Alma, a membership-based network for behavioral health providers, has raised $28 million in Series B funding, the company announced Tuesday.
The round was led by Insight Partners, with participation from existing investors BoxGroup, Primary Venture Partners, Rainfall Ventures, Sound Ventures and Tusk Venture Partners. Optum Ventures, a first-time Alma investor, also participated.
The latest round brings Alma’s total funding raised up to $40.5 million, according to the fundraising tracker Crunchbase.
Alma was founded in 2018 by Harry Ritter, who formerly held a vice president position with health care insurance platform Oscar Health. Oscar is a current insurance partner of Alma, along with insurers such as Aetna, the tech-focused Optum Behavioral Health (which is not affiliated with Optum Ventures), Oxford Health Plans and UnitedHealthcare (which is the parent company of Optum Behavioral Health).
Unlike many digital behavioral health providers, whose platforms are built primarily around the patient experience, Alma is a provider-focused company. It equips independent mental health care providers with digital tools to help them manage a variety of practice operations, including appointment scheduling, training billing, revenue cycle management, online meeting services and more. Additionally, it allows providers to accept insurance by working with payers on their behalf to reduce costs.
The ultimate goal of Alma is to improve the quality and access of mental health care by giving providers the tools they need to succeed.
Alma can help providers facilitate in-person sessions with clients, though since the onset of the COVID-19 pandemic, its business of brokering virtual meetings has risen exponentially. According to Alma, facilitations of virtual sessions with clients grew by 17 times in 2020.
The funding for Alma comes at a time when investors are continuing to pour money into a number of mental health startups. According to Crunchbase, more than 130 venture capital-backed deals totaling $1.1 billion have occurred in the space since January 2016.

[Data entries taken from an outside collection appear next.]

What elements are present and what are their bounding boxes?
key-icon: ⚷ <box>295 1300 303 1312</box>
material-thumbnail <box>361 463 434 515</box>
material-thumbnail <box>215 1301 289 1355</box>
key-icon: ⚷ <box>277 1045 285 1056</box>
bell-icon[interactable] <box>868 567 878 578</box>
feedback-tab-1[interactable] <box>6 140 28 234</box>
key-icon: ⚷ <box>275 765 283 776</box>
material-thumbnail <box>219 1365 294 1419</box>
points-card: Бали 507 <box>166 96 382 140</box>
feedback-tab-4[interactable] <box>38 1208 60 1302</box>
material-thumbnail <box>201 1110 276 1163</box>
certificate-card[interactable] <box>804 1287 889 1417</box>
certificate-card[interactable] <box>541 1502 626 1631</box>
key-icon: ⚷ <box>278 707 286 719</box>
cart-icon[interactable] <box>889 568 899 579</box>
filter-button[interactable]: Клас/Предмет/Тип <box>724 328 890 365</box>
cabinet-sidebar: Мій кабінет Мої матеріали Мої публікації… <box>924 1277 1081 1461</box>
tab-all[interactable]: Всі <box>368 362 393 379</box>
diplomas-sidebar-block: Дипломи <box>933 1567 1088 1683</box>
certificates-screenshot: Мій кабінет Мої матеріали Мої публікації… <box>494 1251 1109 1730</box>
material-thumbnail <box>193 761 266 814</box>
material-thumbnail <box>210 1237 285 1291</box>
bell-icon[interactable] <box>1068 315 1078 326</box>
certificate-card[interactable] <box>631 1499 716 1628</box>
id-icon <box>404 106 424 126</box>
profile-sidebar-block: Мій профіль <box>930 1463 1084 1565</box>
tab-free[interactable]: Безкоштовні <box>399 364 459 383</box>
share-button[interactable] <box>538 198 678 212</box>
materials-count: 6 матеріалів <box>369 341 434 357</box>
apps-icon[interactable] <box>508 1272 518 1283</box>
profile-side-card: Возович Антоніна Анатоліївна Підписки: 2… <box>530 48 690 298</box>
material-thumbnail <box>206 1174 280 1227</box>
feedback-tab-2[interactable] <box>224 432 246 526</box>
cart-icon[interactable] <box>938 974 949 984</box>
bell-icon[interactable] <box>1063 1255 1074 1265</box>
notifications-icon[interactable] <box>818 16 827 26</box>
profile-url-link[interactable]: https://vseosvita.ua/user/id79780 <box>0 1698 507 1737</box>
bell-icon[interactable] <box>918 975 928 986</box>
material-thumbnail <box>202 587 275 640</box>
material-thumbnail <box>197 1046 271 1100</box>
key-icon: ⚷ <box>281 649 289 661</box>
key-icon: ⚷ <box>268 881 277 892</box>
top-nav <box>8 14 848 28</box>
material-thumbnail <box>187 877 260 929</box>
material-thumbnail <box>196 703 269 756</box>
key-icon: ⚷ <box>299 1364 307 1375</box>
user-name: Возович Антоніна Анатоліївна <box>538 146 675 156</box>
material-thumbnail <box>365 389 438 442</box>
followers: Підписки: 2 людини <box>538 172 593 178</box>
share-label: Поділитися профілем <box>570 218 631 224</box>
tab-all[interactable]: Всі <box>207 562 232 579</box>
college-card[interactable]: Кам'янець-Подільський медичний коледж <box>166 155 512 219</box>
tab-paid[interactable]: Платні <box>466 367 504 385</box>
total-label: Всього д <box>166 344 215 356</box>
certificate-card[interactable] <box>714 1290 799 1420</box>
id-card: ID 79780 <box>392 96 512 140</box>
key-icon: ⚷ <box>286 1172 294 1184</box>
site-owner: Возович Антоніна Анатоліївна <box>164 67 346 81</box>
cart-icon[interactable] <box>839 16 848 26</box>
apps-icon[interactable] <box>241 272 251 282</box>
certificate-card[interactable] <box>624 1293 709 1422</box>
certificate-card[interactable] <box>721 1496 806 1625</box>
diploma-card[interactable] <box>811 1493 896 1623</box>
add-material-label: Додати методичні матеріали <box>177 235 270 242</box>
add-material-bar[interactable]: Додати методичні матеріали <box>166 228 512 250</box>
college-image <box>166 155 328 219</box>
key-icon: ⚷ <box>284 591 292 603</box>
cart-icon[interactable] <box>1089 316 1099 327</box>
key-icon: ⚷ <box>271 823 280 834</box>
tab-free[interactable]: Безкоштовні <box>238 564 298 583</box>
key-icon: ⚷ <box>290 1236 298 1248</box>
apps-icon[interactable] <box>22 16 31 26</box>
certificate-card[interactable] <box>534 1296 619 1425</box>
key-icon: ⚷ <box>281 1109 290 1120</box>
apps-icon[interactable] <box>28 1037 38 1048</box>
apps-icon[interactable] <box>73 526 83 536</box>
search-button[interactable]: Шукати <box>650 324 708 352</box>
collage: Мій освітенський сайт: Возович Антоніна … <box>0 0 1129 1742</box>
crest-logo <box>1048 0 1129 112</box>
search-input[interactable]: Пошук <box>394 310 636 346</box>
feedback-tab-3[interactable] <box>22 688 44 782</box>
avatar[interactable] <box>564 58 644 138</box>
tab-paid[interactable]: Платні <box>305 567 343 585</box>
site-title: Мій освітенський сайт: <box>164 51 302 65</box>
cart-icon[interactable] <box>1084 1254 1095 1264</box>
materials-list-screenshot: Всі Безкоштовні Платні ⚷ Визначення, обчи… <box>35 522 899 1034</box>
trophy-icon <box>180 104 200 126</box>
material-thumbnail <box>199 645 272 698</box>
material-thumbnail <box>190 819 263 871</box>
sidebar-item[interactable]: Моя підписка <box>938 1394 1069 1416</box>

The new funding will help Alma grow its team, invest in product development and increase its in-network care options, the company announced in a press release announcing the news.
“We believe that when mental health providers have the support they need, mental healthcare gets better for everyone,” Ritter said in the press release. “By providing great clinicians with our technology platform and business support services, we’ve helped our members seamlessly transition their practices to teletherapy while offering more affordable care by taking insurance.”
Along with the funding, the company announced two additions to its board of directors: Martha Temple, the former CEO of Optum Behavioral Health, and Ross Devor, managing director of Insight Partners. The company also announced the addition of Esther Perel, a psychotherapist and New York Times bestselling author, to its clinical advisory board.